At least part of the reason has been that MARC trains spent their layover time between morning and evening rush hours parked inside or far outside Union Station, requiring multiple re-configurations of rails and platforms in the course of a day. That's about to change.
Maryland Governor Martin O'Malley and the Maryland Board of Public Works has approved a $21.33 million contract to construct a designated storage area for MARC trains that are currently stored at Union Station during mid-day layovers. The facility for MARC electric and diesel-hauled trains will consist of three tracks constructed exclusively for the use of MARC trains, with capacity for three additional tracks for future expansion.
The new arrangement, planned to be in full operation by 2014, is intended to shorten the long walks to and from trains arriving and departing from Union Station that have characterized travel on MARC service, as well as minimize arrival and departure delays. Union Station itself is also expecting to enjoy smoother operation as a result of it being fully utilized as a traditional train station, instead of a combination train station and storage yard.

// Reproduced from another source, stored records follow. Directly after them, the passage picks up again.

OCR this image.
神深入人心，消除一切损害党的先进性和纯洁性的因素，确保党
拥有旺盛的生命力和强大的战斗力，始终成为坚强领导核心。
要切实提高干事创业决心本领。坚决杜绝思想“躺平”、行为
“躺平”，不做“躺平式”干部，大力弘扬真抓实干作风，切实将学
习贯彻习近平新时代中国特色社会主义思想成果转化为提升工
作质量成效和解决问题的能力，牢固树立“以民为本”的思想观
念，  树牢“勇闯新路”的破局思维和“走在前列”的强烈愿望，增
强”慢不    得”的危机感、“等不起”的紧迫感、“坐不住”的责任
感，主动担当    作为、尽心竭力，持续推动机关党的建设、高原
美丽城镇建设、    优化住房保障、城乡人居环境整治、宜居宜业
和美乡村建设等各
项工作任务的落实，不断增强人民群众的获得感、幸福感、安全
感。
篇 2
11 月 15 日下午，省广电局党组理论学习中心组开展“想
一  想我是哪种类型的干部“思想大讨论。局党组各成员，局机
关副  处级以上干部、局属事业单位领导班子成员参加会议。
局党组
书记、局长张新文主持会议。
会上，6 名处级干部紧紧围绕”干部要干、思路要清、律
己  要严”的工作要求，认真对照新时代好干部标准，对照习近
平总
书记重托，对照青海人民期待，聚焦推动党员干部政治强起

With more than eight million boardings every year, MARC trains are a vital link between Washington, D.C., and Baltimore, as well as their far-flung suburbs. Not all MARC patrons travel to Union Station, but it is the busiest of all MARC stations, with approximately 15,000 daily riders. The new layover facility (officially designated the "Wedge Storage Yard at Union Station") will be located along New York Avenue near Amtrak's Ivy City yard, east of Union Station.